Thursday, December 25, 2008

IRA Checkbook Control Equals Investment Control Case Closed

Having investors maintain checkbook control over their IRAs is anathema to the major financial institutions which closely administer the majority of IRAs. These companies want IRA owners to invest in company-run funds and securities and not so much in non-traditional investments where they have less control. When a traditional custodian does allow non-traditional investing, they usually attach so many fees that such actions are therefore deterred.
Restrictive plan documents and fees are the major reasons for the stringent air that surrounds IRAs, not federal tax law. With checkbook control of a self-directed IRA, an investor can avoid most of the fees charged by traditional custodians and most of the investment restrictions.

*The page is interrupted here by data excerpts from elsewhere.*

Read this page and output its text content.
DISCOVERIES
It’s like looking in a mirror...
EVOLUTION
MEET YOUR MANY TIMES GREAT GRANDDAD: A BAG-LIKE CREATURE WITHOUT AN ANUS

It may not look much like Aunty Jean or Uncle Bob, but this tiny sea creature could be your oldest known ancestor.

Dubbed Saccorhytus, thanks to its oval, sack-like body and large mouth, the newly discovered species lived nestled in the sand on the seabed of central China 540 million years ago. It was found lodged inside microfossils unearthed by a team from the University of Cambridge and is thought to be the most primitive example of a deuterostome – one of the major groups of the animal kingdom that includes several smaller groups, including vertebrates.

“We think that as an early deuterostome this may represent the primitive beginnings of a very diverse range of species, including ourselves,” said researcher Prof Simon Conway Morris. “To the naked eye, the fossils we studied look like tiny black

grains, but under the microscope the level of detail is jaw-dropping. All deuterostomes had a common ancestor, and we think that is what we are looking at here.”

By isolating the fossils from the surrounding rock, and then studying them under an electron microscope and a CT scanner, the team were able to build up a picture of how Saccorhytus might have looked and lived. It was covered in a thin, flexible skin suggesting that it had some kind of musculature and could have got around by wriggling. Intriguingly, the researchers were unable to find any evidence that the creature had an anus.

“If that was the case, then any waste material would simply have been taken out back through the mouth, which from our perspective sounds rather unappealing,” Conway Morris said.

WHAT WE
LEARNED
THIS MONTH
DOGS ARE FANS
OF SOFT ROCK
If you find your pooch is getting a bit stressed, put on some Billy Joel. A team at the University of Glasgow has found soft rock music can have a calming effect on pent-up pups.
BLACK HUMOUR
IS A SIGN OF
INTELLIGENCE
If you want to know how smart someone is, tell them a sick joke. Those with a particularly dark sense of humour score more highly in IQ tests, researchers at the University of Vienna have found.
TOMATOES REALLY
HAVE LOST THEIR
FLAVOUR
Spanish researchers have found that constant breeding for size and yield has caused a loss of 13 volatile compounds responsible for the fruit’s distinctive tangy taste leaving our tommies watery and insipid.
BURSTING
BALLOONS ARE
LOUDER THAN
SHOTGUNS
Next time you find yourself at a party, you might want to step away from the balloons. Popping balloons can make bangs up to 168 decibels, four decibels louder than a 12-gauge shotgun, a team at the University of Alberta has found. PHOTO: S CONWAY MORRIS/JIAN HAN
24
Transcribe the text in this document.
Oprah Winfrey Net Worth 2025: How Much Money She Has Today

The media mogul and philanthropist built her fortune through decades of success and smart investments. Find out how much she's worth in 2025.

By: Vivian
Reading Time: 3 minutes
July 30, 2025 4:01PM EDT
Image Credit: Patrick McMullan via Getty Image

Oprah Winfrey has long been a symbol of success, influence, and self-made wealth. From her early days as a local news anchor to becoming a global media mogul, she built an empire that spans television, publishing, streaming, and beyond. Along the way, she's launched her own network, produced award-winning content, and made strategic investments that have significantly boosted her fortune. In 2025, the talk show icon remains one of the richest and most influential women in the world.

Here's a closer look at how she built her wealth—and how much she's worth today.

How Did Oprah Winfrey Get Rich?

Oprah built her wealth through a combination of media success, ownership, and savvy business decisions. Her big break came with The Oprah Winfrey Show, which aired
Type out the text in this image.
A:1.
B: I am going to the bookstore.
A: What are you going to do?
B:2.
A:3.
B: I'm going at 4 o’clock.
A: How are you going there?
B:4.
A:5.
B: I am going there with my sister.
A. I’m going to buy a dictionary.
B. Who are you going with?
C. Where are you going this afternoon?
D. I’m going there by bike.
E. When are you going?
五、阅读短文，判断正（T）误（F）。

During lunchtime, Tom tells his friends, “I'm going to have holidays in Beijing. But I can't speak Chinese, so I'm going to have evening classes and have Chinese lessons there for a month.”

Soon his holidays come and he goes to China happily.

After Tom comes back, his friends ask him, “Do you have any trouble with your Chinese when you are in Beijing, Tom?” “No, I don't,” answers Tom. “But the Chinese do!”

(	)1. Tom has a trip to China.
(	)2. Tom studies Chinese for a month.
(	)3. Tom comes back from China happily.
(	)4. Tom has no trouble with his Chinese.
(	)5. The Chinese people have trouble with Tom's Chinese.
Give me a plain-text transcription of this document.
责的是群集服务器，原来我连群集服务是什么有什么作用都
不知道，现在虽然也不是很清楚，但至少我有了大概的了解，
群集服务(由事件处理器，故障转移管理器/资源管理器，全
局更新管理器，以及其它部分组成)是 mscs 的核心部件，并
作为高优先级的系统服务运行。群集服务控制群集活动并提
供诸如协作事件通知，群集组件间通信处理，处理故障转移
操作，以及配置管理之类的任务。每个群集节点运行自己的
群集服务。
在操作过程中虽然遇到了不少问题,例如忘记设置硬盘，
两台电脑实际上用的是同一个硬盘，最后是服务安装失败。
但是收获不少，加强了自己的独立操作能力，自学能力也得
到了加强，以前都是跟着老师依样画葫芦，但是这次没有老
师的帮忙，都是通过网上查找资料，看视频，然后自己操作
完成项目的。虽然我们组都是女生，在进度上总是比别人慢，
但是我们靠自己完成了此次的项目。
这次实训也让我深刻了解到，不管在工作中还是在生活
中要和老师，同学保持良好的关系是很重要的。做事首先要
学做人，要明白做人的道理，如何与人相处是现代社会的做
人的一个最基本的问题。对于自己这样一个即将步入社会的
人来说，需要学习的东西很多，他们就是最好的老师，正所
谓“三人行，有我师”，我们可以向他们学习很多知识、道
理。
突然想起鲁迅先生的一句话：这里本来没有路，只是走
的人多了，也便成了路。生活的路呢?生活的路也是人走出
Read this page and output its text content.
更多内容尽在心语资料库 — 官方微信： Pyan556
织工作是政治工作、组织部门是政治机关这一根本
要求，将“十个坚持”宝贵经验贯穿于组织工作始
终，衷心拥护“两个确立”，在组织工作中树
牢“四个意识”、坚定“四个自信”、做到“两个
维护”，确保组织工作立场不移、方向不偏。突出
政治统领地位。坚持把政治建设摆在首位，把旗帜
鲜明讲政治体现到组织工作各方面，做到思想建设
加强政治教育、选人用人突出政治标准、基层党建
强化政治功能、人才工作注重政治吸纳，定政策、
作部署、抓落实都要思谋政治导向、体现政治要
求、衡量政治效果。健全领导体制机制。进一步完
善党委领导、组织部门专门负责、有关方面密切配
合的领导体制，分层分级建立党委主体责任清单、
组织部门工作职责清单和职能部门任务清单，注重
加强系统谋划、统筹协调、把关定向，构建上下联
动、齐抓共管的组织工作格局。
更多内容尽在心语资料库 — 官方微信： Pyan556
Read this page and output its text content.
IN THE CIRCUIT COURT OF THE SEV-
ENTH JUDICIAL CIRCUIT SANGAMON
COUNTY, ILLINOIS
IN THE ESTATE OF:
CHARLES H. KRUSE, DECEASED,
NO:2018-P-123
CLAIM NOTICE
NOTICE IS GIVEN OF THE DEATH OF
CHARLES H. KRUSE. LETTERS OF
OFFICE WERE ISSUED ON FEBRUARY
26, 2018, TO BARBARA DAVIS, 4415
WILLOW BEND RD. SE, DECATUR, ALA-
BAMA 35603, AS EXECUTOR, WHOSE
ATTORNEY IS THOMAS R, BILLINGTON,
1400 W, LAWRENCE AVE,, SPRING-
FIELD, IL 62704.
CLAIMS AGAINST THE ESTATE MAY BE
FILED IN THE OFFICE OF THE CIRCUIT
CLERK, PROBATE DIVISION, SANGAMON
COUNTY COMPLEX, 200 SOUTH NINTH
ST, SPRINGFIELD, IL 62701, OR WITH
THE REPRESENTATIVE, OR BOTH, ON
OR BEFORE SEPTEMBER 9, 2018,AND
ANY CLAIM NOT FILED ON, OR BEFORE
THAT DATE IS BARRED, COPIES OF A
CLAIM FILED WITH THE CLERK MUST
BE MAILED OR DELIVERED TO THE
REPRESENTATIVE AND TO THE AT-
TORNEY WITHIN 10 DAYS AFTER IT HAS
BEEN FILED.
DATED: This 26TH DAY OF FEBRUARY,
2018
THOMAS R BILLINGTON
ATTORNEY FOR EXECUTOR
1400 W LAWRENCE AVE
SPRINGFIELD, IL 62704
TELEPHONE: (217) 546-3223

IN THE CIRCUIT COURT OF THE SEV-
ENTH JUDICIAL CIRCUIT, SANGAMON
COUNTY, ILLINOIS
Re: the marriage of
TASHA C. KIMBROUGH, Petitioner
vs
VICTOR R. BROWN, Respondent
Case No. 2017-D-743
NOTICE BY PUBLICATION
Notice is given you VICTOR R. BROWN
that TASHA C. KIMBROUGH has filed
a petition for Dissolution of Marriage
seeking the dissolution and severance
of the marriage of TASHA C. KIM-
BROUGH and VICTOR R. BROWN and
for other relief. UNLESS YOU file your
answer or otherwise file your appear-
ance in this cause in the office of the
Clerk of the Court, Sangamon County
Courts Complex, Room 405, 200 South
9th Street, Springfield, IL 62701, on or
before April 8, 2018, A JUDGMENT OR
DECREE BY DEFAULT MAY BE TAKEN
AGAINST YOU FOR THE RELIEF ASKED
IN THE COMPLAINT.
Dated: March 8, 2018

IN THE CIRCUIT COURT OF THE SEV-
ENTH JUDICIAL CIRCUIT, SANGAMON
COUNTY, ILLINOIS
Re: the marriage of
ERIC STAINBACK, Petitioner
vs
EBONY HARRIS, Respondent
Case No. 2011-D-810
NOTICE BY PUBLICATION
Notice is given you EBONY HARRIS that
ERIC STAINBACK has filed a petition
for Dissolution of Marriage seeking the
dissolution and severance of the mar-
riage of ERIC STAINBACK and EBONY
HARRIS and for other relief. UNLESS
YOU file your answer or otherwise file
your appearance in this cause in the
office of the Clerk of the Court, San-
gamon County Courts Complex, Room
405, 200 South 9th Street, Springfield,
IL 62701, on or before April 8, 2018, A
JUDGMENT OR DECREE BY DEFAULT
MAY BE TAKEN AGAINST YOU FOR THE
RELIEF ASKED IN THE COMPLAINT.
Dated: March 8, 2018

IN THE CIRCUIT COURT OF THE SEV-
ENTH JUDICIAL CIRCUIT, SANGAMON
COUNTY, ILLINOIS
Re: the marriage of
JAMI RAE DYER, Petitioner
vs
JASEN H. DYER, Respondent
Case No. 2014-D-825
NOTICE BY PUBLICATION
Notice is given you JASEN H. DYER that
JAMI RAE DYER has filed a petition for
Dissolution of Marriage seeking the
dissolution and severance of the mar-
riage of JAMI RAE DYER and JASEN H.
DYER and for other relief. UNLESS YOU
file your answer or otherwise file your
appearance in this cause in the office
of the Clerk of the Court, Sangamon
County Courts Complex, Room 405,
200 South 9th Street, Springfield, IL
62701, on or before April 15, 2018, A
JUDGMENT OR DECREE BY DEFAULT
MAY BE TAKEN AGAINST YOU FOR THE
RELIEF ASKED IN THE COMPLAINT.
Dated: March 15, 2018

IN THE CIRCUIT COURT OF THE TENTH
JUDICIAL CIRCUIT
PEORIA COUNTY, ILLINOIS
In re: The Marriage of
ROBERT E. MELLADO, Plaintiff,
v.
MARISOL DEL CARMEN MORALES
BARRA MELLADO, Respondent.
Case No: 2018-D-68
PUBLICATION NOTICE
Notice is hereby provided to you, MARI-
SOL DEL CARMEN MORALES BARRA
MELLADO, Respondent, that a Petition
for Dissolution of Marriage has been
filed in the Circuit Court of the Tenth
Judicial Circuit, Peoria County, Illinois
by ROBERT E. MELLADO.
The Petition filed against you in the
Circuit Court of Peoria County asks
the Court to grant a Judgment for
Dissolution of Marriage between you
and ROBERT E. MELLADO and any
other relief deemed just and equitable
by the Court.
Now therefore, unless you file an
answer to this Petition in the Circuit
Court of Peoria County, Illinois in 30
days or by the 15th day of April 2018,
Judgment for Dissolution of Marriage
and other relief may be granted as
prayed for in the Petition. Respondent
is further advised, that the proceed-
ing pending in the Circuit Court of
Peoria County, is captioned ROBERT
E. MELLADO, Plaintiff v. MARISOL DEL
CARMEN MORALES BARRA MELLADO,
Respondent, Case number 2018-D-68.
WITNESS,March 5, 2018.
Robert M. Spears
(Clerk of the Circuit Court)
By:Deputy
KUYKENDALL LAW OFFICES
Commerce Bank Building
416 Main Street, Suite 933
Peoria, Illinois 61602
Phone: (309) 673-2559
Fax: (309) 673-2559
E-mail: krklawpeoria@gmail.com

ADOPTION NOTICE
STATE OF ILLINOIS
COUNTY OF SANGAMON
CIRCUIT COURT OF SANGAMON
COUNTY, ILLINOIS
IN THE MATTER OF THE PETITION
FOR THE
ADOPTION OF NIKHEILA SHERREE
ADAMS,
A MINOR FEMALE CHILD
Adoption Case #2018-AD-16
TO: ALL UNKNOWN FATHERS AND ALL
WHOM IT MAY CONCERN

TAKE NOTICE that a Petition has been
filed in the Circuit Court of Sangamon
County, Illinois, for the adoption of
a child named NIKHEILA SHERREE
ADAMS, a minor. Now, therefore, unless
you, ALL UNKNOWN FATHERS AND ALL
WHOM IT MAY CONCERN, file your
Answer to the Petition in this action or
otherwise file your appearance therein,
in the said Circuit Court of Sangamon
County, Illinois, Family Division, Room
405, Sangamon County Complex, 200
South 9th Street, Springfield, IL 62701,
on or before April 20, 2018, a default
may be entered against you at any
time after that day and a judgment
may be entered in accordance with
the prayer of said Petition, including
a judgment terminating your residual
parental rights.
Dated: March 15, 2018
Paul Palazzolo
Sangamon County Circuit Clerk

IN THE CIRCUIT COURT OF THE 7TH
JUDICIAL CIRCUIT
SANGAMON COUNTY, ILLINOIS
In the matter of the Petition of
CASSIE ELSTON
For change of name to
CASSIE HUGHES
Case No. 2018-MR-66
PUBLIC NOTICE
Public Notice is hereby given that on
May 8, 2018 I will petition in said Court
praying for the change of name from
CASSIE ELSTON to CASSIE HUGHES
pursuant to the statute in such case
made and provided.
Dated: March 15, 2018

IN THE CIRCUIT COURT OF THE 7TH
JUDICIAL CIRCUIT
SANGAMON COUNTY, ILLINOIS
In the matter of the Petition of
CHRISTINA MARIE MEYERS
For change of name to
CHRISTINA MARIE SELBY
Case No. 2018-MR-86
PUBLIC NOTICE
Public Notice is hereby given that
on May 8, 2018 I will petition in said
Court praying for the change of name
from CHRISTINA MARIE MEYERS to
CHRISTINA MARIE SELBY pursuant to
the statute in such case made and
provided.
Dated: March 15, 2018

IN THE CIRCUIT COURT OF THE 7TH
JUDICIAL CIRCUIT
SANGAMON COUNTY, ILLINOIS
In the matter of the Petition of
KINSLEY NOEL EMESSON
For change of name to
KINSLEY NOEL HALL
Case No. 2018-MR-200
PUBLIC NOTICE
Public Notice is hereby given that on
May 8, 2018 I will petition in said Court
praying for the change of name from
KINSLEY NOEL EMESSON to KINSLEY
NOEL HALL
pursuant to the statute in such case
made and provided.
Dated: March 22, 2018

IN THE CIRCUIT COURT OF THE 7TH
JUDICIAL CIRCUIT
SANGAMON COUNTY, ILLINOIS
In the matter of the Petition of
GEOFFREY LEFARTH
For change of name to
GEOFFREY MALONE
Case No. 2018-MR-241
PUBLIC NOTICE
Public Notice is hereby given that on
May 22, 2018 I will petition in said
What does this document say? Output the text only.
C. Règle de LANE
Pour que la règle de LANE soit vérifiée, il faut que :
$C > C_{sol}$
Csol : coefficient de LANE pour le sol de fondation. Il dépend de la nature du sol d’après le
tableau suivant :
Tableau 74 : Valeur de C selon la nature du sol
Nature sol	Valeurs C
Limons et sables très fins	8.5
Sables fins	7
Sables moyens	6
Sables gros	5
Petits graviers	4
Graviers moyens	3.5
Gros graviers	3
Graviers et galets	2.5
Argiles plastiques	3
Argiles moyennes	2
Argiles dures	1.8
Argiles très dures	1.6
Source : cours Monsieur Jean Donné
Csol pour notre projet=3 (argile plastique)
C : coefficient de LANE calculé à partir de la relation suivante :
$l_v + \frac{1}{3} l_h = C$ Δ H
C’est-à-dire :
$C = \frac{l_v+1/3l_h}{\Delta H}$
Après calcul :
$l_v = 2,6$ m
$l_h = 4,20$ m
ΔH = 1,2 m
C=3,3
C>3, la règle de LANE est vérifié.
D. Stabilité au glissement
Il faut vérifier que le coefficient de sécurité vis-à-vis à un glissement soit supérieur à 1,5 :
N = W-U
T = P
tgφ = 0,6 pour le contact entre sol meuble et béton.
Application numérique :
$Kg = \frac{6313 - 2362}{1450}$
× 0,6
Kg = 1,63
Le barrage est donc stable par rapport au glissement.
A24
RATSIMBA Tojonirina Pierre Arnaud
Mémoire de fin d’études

Checkbook control simply means that the investor can write checks for investments and investment expenses directly from his or her IRA without an intermediary.
Checkbook control is crucial for investing in real estate. Real estate transactions (residential and commercial) usually involve all sorts of extra costs that must be paid directly from the IRA. If you generate custodian fees every time you pay one of these costs, your profits can take a serious drubbing. When you start looking for self-directed IRA providers, pay close attention to their fee structures.
Time, Real Estate, and Checkbook Control
Real estate is all about location, location, location, but real estate investing is also about timing, timing, timing. Probate properties and tax lien properties (where some of the greatest profits lie) can go quickly and you may not have time to clear the investment with your custodian. With checkbook control, you can act immediately and hopefully before a bidding war starts.